Use the following command to run feedforward network on specific dataset with fine-tuned hyperparameters:

python [path to the main program('betterlearner.py')] [name of dataset] [task name] 2 [name of imputed data] [name of fold data] [name of stats of imputed data] --label_type [label type] --static_features_path [path to static features, ‘input.csv’] --static_hidden_dim [2048 for 136 raw features, do not set this for other feature sets] --static_ffn_depth 2 --batch_size 100 --nb_epoch 250 --early_stopping True_BestWeight --early_stopping_patience 20 --batch_normalization True --learning_rate 0.001

For example, to run Feedforward Network with 136 raw features from MIMIC-III full dataset on in-hospital mortality prediction task:

python betterlearner.py mimic3_99p_raw_24h mor 2 imputed-normed-ep_1_24.npz 5-folds.npz imputed-normed-ep_1_24-stdized.npz --label_type 0 --static_features_path ../../../Data/admdata_99p/24hrs_raw/non_series/input.csv --static_hidden_dim 2048 --static_ffn_depth 2 --batch_size 100 --nb_epoch 250 --early_stopping True_BestWeight --early_stopping_patience 20 --batch_normalization True --learning_rate 0.001

LSTM: LSTM only

By default the path to the main program is [RD]/Codes/DeepLearningModels/python/betterlearner.py.

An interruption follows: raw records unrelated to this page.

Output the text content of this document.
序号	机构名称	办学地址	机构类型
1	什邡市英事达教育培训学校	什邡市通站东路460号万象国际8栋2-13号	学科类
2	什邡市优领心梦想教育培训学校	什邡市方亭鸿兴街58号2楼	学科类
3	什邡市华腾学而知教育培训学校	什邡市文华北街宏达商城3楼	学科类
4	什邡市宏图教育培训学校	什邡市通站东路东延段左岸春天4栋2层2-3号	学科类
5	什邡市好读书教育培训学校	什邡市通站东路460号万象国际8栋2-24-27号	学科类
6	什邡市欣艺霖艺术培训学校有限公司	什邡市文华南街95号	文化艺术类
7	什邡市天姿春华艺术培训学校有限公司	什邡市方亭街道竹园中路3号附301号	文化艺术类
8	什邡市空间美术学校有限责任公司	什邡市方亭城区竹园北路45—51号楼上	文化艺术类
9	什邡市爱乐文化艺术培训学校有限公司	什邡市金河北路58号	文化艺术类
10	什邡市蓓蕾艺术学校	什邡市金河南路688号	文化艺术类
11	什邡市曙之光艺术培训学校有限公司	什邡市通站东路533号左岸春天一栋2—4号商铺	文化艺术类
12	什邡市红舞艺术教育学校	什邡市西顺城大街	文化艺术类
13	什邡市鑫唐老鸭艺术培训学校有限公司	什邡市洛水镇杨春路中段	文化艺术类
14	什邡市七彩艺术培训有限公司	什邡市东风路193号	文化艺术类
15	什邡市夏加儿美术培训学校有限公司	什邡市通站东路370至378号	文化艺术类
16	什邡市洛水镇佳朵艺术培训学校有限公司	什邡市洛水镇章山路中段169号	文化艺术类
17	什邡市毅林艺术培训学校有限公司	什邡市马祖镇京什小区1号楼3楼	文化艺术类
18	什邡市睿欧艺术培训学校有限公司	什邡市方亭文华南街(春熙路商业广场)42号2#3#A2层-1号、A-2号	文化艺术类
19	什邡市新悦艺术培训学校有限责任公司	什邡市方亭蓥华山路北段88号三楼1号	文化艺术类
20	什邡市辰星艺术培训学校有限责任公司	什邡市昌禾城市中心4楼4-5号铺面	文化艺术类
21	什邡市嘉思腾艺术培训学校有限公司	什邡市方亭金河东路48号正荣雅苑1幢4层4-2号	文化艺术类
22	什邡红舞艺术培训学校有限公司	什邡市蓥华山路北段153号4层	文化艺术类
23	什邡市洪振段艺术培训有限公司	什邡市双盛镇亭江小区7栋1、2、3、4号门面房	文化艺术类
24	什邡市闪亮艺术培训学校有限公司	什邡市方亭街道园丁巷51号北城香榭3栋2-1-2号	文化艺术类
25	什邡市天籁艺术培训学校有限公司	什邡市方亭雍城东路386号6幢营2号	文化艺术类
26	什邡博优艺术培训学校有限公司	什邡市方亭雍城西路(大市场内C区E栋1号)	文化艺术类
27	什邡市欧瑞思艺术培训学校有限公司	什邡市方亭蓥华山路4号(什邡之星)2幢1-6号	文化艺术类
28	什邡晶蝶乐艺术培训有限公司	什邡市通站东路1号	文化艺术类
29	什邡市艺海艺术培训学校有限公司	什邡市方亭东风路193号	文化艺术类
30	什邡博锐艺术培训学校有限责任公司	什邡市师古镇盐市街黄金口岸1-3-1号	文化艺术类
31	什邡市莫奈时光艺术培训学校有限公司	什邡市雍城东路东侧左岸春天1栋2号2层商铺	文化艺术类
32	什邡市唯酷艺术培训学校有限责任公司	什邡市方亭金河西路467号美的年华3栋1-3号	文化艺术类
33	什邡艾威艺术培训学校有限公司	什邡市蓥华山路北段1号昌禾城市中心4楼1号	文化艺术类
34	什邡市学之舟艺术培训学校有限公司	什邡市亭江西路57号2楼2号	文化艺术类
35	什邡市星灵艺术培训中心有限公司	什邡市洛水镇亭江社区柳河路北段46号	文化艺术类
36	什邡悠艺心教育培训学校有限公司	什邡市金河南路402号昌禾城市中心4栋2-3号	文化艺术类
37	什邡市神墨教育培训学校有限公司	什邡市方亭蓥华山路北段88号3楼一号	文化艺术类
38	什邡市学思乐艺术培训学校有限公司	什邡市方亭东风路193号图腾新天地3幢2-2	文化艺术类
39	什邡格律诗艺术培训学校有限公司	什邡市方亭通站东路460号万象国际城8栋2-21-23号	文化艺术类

Use the following command to run LSTM on specific dataset with fine-tuned hyperparameters:

python [path to the main program('betterlearner.py')] [name of dataset] [task name] 1 [name of imputed data] [name of fold data] [name of stats of imputed data] --label_type 0 --without_static --output_dim 2 --batch_size 100 --nb_epoch 250 --early_stopping True_BestWeight --early_stopping_patience 20 --batch_normalization True --learning_rate [0.001 for mortality and icd9 prediction and 0.005 for length of stay prediction] --dropout 0.1

For example, to run LSTM with 17 processed features from MIMIC-III full dataset on in-hospital mortality prediction task:

python betterlearner.py mimic3_17f_24h mor 1 imputed-normed-ep_1_24.npz 5-folds.npz imputed-normed-ep_1_24-stdized.npz --label_type 0 --without_static --output_dim 2 --batch_size 100 --nb_epoch 250 --early_stopping True_BestWeight --early_stopping_patience 20 --batch_normalization True --learning_rate 0.001 --dropout 0.1

MMDL: Feedforward Network+LSTM

By default the path to the main program is [RD]/Codes/DeepLearningModels/python/betterlearner.py.

Use the following command to run Feedforward Network+LSTM on specific dataset with fine-tuned hyperparameters:

python [path to the main program('betterlearner.py')] [name of dataset] [task name] 1 [name of imputed data] [name of fold data] [name of stats of imputed data] --label_type 0 --ffn_depth 1 --merge_depth 0 --output_dim 2 --batch_size 100 --nb_epoch 250 --early_stopping True_BestWeight --early_stopping_patience 20 --batch_normalization True --learning_rate [0.001 for mortality and icd9 prediction and 0.005 for length of stay prediction] --dropout 0.1

For example, to run Feedforward Network+LSTM with 17 processed features from MIMIC-III full dataset on in-hospital mortality prediction task:

python betterlearner.py mimic3_17f_24h mor 1 imputed-normed-ep_1_24.npz 5-folds.npz imputed-normed-ep_1_24-stdized.npz --label_type 0 --ffn_depth 1 --merge_depth 0 --output_dim 2 --batch_size 100 --nb_epoch 250 --early_stopping True_BestWeight --early_stopping_patience 20 --batch_normalization True --learning_rate 0.001 --dropout 0.1

Score methods(SAPS-II, Modified SAPS-II and SOFA)

Run 13_get_score-results_firstXhrs_17-features-processed.ipynb to calculate metrics for score methods.